Harden expressed optimism that "hopefully those fans appreciated everything that I’ve done on the court and off the court." Perhaps it might be too early for Rockets fans to cheer Harden for guiding the franchise to two Western Conference finals in eight playoff appearances, while collecting three scoring titles and a regular-season MVP award. It seems perfectly appropriate, however, to praise Harden for how he has fit in seamlessly with the Nets thus far.

James Harden on returning to Houston Wednesday night. pic.twitter.com/dVgSB7a4wt

He arrived amid various amounts of skepticism from those around the league and in the media, including myself. After clashing in previous years with Dwight Howard, Chris Paul and Russell Westbrook, could Harden co-exist with Irving and Kevin Durant? After spending most of the time in Houston playing isolation basketball, would Harden become a more willing passer? After showing immature behavior before his departure in Houston, would Harden exhibit similar behavior if things did not go his way in Brooklyn? After shattering scoring records in Houston, could Harden blend his dominant scoring while tapping into his passing and defensive potential?

Don’t look now, but Harden has answered all of those questions in nearly every way since his arrival.

"He literally can do almost everything there is to do out there, and he’s been a great leader for us," Nets coach Steve Nash said. "He can control the game. He is a very smart defender. I think he’s been outstanding as far as keeping his team on track — leading, talking things out, communicating. His passion for the game and willingness and want to win have been fantastic."
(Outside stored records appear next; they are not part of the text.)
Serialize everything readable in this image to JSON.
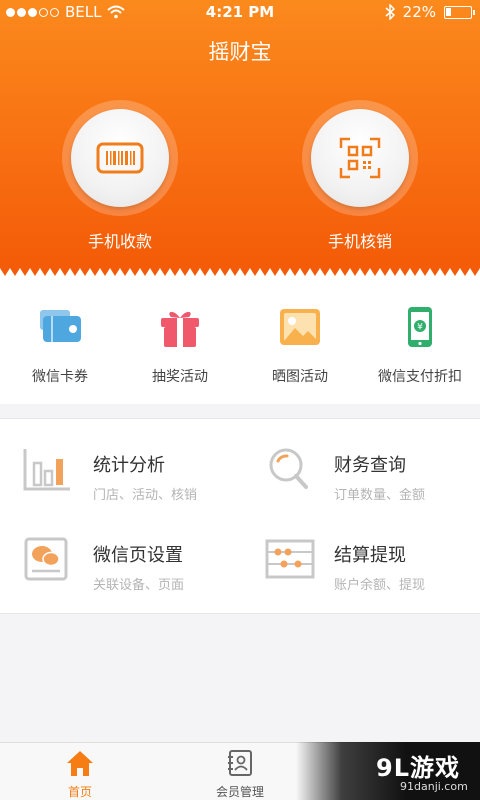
{
  "status_bar": {
    "carrier": "BELL",
    "time": "4:21 PM",
    "battery": "22%",
    "battery_level": 0.22
  },
  "app_title": "摇财宝",
  "hero_actions": [
    {
      "label": "手机收款",
      "icon": "barcode-icon"
    },
    {
      "label": "手机核销",
      "icon": "qr-scan-icon"
    }
  ],
  "quick_actions": [
    {
      "label": "微信卡券",
      "icon": "wallet-card-icon"
    },
    {
      "label": "抽奖活动",
      "icon": "gift-icon"
    },
    {
      "label": "晒图活动",
      "icon": "picture-icon"
    },
    {
      "label": "微信支付折扣",
      "icon": "phone-pay-icon"
    }
  ],
  "tools": [
    {
      "title": "统计分析",
      "subtitle": "门店、活动、核销",
      "icon": "chart-icon"
    },
    {
      "title": "财务查询",
      "subtitle": "订单数量、金额",
      "icon": "search-icon"
    },
    {
      "title": "微信页设置",
      "subtitle": "关联设备、页面",
      "icon": "wechat-page-icon"
    },
    {
      "title": "结算提现",
      "subtitle": "账户余额、提现",
      "icon": "abacus-icon"
    }
  ],
  "tab_bar": [
    {
      "label": "首页",
      "icon": "home-icon",
      "active": true
    },
    {
      "label": "会员管理",
      "icon": "member-card-icon",
      "active": false
    }
  ],
  "watermark": {
    "main": "9L游戏",
    "sub": "91danji.com"
  },
  "colors": {
    "accent": "#f57d14",
    "header_top": "#fb8a1d",
    "header_bottom": "#f35a07"
  }
}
The Nets are 16-7 since James Harden's arrival. (Photo: Daniel Dunn, USA TODAY Sports)

Granted, Harden will be judged more on if he can help the Nets win an NBA championship and less on how he navigated the honeymoon stage. Although the Nets wish they had more than seven games for Durant, Harden and Irving to play together, the overlapping absences to Durant (10 games) and Irving (five) theoretically reduced any potential tension in figuring out the on-court dynamics among three stars. And after finishing with a poor defensive rating through eight games with Houston (117), Harden has only shown marginal improvement through 13 games in Brooklyn (114.9).
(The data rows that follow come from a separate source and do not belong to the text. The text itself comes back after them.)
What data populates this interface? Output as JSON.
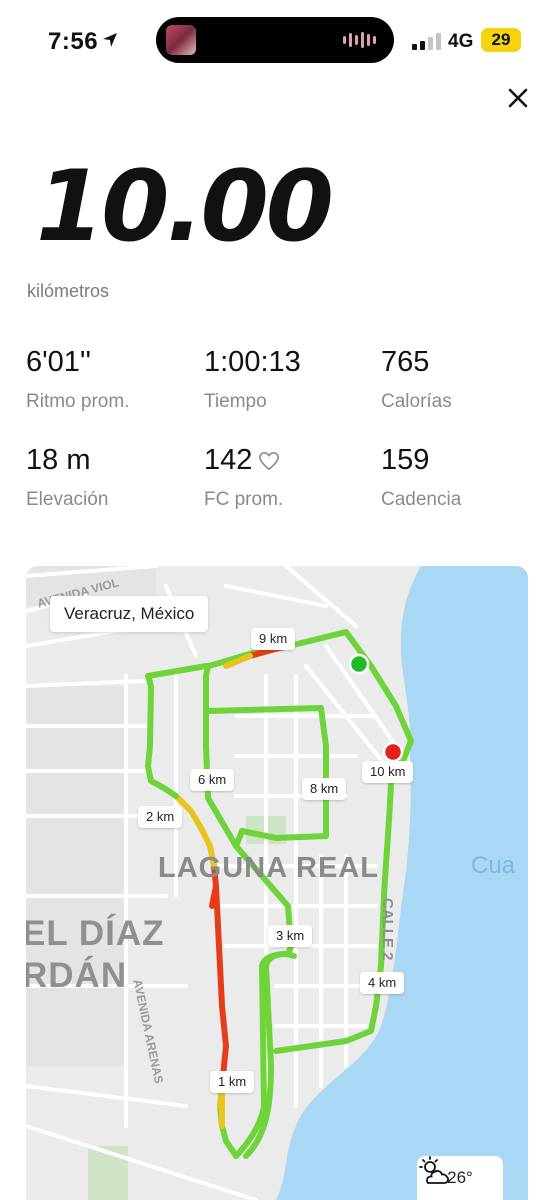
{
  "status": {
    "time": "7:56",
    "network": "4G",
    "battery": "29",
    "icons": [
      "location-arrow-icon",
      "signal-bars-icon",
      "battery-icon"
    ]
  },
  "close_icon": "close-icon",
  "summary": {
    "distance": "10.00",
    "distance_unit": "kilómetros"
  },
  "stats": [
    {
      "value": "6'01''",
      "label": "Ritmo prom."
    },
    {
      "value": "1:00:13",
      "label": "Tiempo"
    },
    {
      "value": "765",
      "label": "Calorías"
    },
    {
      "value": "18 m",
      "label": "Elevación"
    },
    {
      "value": "142",
      "label": "FC prom.",
      "icon": "heart-icon"
    },
    {
      "value": "159",
      "label": "Cadencia"
    }
  ],
  "map": {
    "place": "Veracruz, México",
    "neighborhood": "LAGUNA REAL",
    "area_left_1": "EL DÍAZ",
    "area_left_2": "RDÁN",
    "street_top": "AVENIDA VIOL",
    "street_avenue": "AVENIDA ARENAS",
    "street_calle": "CALLE 2",
    "lagoon": "Cua",
    "km_markers": [
      "1 km",
      "2 km",
      "3 km",
      "4 km",
      "6 km",
      "8 km",
      "9 km",
      "10 km"
    ],
    "start_color": "#22b829",
    "end_color": "#e81e1e",
    "route_colors": {
      "fast": "#6fd33a",
      "medium": "#e7c51e",
      "slow": "#e53d1c"
    },
    "water_color": "#a9d8f5"
  },
  "weather": {
    "temperature": "26°",
    "icon": "partly-cloudy-icon"
  }
}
Still, Harden has consistently thrived through other circumstances. When the three stars have played together, Harden has averaged 20.4 points while shooting 47.1% from the field and 43.19% from 3-point range along with 12.6 assists and 7.7 rebounds. When either Durant or Irving have sat out, Harden has simply increased his scoring workload.

In the seven games that Harden and Irving played without Durant, Harden has averaged 25.5 points while shooting 48.9% from the field and 46.7% from 3-point range along with 8.5 assists and 7.0 rebounds. In the two games Durant and Harden played without Irving, Harden increased his workload in scoring (33 points on 48.8% shooting), assists (13) and rebounds (9.0) while regressing in outside shooting (30%). In the three games Durant and Irving both sat out, Harden averaged 31 points while staying efficient from the field (52.3%) and from 3-point range (40%), along with a high volume of assists (9.0) and rebounds (7.3). Whenever Durant returns from the left hamstring injury that will sideline him through at least the All-Star break, expect Harden to seamlessly reduce his scoring output while increasing his playmaking.